In 1958, however, the arrival of Ornette Coleman on the jazz scene via his fall residency at the Five Spot club, consolidated by the release of his The Shape of Jazz to Come LP in 1959, muted the initial impact of Kind of Blue, a happenstance that irritated Davis greatly. Though Davis and Coleman both offered alternatives to the rigid rules of bebop, Davis would never reconcile himself to Coleman's free jazz innovations, although he would incorporate musicians amenable to Coleman's ideas with his great quintet of the mid-1960s, and offer his own version of "free" playing with his jazz fusion outfits in the 1970s.The influence of Kind of Blue did build, and all of the sidemen from the album went on to achieve success on their own. Evans formed his influential jazz trio with bassist Scott LaFaro and drummer Paul Motian; "Cannonball" Adderley fronted popular bands with his brother Nat; Kelly, Chambers and Cobb continued as a touring unit, recording under Kelly's name as well as in support of Coltrane and Wes Montgomery, among others; and Coltrane went on to become one of the most revered and innovative of all jazz musicians. Even more than Davis, Coltrane took the modal approach and ran with it during his career as a leader in the 1960s, leavening his music with Coleman's ideas as the decade progressed.

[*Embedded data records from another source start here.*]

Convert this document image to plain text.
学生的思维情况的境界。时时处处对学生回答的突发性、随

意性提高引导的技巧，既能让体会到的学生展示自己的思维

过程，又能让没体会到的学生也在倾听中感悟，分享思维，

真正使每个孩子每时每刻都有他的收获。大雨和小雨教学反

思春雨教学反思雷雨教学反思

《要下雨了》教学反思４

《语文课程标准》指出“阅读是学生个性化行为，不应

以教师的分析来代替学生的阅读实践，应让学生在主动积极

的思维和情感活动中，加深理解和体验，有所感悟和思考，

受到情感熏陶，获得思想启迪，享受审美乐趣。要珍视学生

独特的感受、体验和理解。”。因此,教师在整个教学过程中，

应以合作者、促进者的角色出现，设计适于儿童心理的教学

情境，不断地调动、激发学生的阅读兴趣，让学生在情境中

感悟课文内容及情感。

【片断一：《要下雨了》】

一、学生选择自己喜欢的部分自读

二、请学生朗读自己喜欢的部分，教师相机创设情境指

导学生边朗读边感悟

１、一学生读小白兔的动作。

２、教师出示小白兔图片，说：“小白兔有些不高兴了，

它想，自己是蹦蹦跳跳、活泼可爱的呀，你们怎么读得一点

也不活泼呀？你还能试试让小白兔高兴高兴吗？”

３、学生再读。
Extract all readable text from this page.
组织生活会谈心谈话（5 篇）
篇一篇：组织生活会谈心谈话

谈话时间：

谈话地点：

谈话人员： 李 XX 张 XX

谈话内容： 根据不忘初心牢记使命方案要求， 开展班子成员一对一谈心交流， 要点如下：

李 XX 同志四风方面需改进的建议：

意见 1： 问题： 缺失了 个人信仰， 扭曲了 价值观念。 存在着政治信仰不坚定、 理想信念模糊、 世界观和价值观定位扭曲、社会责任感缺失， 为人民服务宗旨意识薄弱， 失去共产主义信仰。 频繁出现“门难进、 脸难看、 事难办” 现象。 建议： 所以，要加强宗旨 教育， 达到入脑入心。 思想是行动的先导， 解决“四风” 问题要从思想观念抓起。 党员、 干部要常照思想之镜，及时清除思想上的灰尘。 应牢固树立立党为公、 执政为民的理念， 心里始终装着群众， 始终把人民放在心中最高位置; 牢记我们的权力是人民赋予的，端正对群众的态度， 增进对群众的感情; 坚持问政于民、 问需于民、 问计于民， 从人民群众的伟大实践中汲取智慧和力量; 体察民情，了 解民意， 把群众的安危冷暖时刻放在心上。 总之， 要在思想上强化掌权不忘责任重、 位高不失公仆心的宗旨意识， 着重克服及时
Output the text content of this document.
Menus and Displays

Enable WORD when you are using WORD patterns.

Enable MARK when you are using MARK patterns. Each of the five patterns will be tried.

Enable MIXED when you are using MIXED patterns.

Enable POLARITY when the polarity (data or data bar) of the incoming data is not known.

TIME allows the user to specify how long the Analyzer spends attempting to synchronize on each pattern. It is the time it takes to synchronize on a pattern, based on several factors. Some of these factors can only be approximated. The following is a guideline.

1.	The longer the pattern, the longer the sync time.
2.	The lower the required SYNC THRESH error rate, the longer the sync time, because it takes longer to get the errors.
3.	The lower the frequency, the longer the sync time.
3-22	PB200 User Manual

According to Acclaimed Music, Kind of Blue is the 49th most ranked record on critics' all-time lists. In 1994, the album was ranked number one in Colin Larkin's Top 100 Jazz Albums. Larkin described it as "the greatest jazz album in the world". It has been ranked at or near the top of numerous "best album" lists in disparate genres. In 2002, Kind of Blue was one of 50 recordings chosen that year by the Library of Congress to be added to the National Recording Registry. In selecting the album as number 12 on its 2003 list of the 500 greatest albums of all time, Rolling Stone magazine stated: "This painterly masterpiece is one of the most important, influential and popular albums in jazz".On December 16, 2009, the United States House of Representatives passed a resolution honoring the 50th anniversary of Kind of Blue and "reaffirming jazz as a national treasure". It is included in the 2005 book 1001 Albums You Must Hear Before You Die, described by reviewer Seth Jacobson as "a genre-defining moment in twentieth-century music, period.